Because of the years involved in developing people for the roles they can be called upon to play in either fuel reduction burning or fire suppression, time needs to be set aside for training and the training planned for and recorded so that it is clear before each fire season the level of competencies in fire management each individual has reached. Similarly, as people age they need to be assessed and possibly retired from some roles for their own safety.

The decision to carry out a burn or assume control of a major fire suppression task requires a certain amount of courage. The person needs to decisive but to base decisions on the best information available on weather forecasts, intelligence reports but also on good judgement. The safety of fire fighters under his control is paramount.

Over the years there have been some tragedies in Australia where people with little practical experience in fire management have attempted to carry out a burn or suppress a fire in forest conditions.

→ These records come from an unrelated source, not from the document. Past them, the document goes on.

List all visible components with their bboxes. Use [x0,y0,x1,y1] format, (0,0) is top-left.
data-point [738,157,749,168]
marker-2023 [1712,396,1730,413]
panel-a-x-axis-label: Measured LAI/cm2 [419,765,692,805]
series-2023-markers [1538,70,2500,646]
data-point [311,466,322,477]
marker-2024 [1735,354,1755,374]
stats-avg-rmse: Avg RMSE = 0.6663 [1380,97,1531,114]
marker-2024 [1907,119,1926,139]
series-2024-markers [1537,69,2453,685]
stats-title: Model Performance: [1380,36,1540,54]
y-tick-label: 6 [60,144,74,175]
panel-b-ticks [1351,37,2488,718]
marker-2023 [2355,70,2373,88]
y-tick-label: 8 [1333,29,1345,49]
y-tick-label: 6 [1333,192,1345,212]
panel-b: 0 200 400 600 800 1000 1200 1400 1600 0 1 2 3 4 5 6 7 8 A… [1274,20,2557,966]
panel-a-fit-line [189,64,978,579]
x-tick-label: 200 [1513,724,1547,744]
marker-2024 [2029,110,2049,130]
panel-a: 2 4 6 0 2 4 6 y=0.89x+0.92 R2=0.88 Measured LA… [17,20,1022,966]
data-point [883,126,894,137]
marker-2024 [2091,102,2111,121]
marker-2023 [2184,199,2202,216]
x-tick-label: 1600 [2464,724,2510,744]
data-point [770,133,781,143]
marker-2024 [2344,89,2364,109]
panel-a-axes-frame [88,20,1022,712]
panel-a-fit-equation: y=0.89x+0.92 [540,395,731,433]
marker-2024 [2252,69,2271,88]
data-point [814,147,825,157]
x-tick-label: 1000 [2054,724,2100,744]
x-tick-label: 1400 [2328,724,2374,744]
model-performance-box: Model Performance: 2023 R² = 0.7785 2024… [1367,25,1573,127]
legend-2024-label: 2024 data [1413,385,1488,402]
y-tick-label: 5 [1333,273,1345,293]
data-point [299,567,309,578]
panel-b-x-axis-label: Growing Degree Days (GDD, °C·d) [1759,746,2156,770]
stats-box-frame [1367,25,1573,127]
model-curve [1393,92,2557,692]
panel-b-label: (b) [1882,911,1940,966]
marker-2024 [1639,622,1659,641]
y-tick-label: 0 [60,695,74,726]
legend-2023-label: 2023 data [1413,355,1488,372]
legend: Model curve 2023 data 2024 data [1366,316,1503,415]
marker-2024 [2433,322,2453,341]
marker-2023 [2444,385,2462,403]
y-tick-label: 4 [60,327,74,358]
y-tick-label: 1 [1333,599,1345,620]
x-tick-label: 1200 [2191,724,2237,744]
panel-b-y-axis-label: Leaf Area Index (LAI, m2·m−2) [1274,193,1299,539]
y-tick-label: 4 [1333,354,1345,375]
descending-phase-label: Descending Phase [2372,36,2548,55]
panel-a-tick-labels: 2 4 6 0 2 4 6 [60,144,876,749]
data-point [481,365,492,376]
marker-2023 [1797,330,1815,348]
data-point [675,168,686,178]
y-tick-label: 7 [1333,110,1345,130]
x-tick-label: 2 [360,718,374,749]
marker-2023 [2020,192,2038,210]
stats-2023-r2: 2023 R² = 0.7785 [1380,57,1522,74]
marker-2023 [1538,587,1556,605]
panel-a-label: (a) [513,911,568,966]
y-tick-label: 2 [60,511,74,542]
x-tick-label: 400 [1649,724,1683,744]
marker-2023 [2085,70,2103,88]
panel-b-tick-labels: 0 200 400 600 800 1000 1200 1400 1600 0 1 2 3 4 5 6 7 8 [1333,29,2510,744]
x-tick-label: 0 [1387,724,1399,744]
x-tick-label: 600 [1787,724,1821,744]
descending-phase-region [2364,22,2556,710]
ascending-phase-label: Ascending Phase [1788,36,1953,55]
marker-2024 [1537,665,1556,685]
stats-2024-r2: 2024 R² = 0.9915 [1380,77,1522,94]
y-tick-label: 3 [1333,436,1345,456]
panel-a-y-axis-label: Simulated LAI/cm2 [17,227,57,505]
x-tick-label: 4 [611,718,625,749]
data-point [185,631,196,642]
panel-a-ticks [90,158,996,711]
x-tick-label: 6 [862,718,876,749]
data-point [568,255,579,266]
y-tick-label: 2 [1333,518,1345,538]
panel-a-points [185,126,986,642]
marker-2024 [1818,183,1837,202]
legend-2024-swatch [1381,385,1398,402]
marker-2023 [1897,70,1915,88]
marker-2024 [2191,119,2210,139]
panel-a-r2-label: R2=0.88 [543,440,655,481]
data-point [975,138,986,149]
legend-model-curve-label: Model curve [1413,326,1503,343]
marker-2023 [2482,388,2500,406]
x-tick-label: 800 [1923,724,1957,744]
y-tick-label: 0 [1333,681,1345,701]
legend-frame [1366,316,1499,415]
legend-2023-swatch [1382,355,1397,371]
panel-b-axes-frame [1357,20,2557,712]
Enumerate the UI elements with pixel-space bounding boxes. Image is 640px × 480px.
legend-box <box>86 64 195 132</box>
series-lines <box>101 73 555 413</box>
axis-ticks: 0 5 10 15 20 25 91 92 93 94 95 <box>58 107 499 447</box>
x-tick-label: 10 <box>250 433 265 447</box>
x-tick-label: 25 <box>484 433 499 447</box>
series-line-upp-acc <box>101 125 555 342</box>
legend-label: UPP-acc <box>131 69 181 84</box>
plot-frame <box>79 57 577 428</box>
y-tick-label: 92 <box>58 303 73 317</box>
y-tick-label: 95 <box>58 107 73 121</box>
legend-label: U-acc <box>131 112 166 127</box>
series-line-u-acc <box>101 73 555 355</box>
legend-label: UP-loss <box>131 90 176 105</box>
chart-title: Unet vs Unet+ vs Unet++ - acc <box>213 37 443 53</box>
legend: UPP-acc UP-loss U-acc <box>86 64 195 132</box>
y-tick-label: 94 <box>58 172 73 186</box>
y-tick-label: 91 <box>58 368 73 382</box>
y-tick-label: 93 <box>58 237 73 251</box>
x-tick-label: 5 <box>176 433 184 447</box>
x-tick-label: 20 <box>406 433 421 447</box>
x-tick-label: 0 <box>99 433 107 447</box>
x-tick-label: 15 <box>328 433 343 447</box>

This has been most unfortunate and has sometimes led the agency involved to abandon fuel reduction burning as a means of reducing fuels and reducing the intensity of bush fires.

In Western Australia three men perished when fighting a fire in heavy fuels near Nannup in the late 1950s. Fire behaviour was much less understood in the ‘50s than it is today but it highlighted the dangers firefighters face when attempting suppression of fires in heavy fuels. Not only are these fires more intense, but also because the heavy fuel magnifies any sudden changes in wind direction.

The former Forests Department of WA led the field in Australia in fire management training and then trusting these people to carry out fuel reduction burns and lead the attack in fire suppression. Prescriptions were prepared for each proposed burn, based on extensive research, and the results from each burn were carefully assessed and mapped.

This is the right approach for an agency involved in forest fire management to take, i.e. do the research, train staff to translate the research results into field practice and then monitor the outcomes, adapting procedures as necessary.